The someone was an old man with a cropped gray beard. He stood with a soldier’s posture. Weathered gray body armor covered his frame, though his blood-colored helmet shone like new. In the foggy dark, he stood out, opaque and impenetrable as he tapped at his boots with something—a riding crop?—in a slow, even rhythm as if he had been there waiting for Death to notice him for a very long while.
And notice him Death did. In his stillness, the night itself settled upon his black-swathed shoulders. The swirling edges of his shadow shape solidified in the fog, everything ephemeral about him collecting into the moment.
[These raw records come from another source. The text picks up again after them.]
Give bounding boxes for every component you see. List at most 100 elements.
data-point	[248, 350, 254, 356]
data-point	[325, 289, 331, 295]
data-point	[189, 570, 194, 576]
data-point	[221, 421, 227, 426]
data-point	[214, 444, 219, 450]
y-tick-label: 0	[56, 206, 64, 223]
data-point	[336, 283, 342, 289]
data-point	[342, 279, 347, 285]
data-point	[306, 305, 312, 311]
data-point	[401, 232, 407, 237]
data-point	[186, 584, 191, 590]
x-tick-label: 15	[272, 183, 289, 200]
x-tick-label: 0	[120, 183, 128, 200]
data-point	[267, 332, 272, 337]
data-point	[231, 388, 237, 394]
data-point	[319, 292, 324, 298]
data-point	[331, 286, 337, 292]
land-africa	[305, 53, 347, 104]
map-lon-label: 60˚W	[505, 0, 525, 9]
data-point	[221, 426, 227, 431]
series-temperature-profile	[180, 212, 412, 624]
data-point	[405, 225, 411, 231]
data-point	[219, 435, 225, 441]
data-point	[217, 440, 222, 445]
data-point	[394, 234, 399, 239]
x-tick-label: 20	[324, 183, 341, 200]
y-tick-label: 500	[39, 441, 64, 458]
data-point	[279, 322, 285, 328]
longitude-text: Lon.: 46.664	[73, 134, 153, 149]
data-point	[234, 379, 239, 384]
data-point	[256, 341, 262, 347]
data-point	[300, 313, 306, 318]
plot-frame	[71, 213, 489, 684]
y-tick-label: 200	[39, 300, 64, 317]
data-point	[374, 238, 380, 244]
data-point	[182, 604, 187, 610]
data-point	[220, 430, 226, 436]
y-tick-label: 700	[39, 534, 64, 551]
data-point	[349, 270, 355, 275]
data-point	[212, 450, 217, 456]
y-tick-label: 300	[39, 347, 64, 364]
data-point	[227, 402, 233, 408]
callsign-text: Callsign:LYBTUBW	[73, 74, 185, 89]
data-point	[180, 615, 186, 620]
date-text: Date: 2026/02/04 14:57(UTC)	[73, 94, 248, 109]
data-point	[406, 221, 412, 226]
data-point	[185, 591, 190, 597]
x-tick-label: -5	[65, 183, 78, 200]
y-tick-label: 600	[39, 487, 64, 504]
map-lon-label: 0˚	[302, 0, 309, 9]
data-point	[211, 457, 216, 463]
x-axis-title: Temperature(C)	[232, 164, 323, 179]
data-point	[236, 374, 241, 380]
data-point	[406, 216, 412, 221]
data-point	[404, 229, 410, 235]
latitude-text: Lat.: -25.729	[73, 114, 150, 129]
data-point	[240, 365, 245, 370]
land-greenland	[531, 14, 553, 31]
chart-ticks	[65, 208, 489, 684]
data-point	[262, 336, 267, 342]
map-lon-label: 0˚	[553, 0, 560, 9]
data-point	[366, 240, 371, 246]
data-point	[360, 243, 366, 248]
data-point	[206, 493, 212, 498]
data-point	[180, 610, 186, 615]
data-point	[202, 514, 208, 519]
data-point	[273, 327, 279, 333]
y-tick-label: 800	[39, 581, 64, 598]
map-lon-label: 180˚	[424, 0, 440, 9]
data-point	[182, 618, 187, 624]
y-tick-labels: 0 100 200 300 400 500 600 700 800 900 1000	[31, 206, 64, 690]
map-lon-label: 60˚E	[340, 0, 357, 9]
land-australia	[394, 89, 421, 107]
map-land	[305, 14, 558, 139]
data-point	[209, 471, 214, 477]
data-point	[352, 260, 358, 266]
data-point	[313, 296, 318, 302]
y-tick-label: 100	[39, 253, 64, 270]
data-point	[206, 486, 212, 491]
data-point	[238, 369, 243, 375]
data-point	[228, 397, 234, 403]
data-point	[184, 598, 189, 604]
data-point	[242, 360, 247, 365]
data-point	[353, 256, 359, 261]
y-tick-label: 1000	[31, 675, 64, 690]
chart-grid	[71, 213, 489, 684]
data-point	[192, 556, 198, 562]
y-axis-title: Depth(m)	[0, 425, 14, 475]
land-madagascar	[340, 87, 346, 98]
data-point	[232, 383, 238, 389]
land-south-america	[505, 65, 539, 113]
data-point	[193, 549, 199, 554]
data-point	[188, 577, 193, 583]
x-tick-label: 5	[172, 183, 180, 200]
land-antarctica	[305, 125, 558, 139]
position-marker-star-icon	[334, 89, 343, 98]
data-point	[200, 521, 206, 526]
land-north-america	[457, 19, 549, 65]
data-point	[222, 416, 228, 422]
Emily could do nothing but lie there and stare as the two beings conversed. Their incomprehensible words beat at her muffled hearing like underwater dream murmurs. Eventually, her eyelids sank. She concentrated on the buzz in her ears, strained at it for answers, pushed it down. She started to count to a hundred but lost her way too soon. It felt like hours passed and no time at all.
When she opened her eyes again, the figures stood there still, all three: man, wraith, and horse. Two of them were arguing; the horse looked on. The horse looked thunderstruck.
The old man held the scythe now. The figure that was Death reached past him, grasping for the horse's gaunt face, but he could not touch it. The old man mounted the horse. It twisted and bucked under him, but a strike of the crop stilled it.
The scampering pain over Emily's skin started to fade along with the buzzing. She could make out the hollow hoofbeats and frantic whinnies as the horse was forced to turn around. She heard the armored man’s whistle and the crack of his whip, and then a cavernous cry.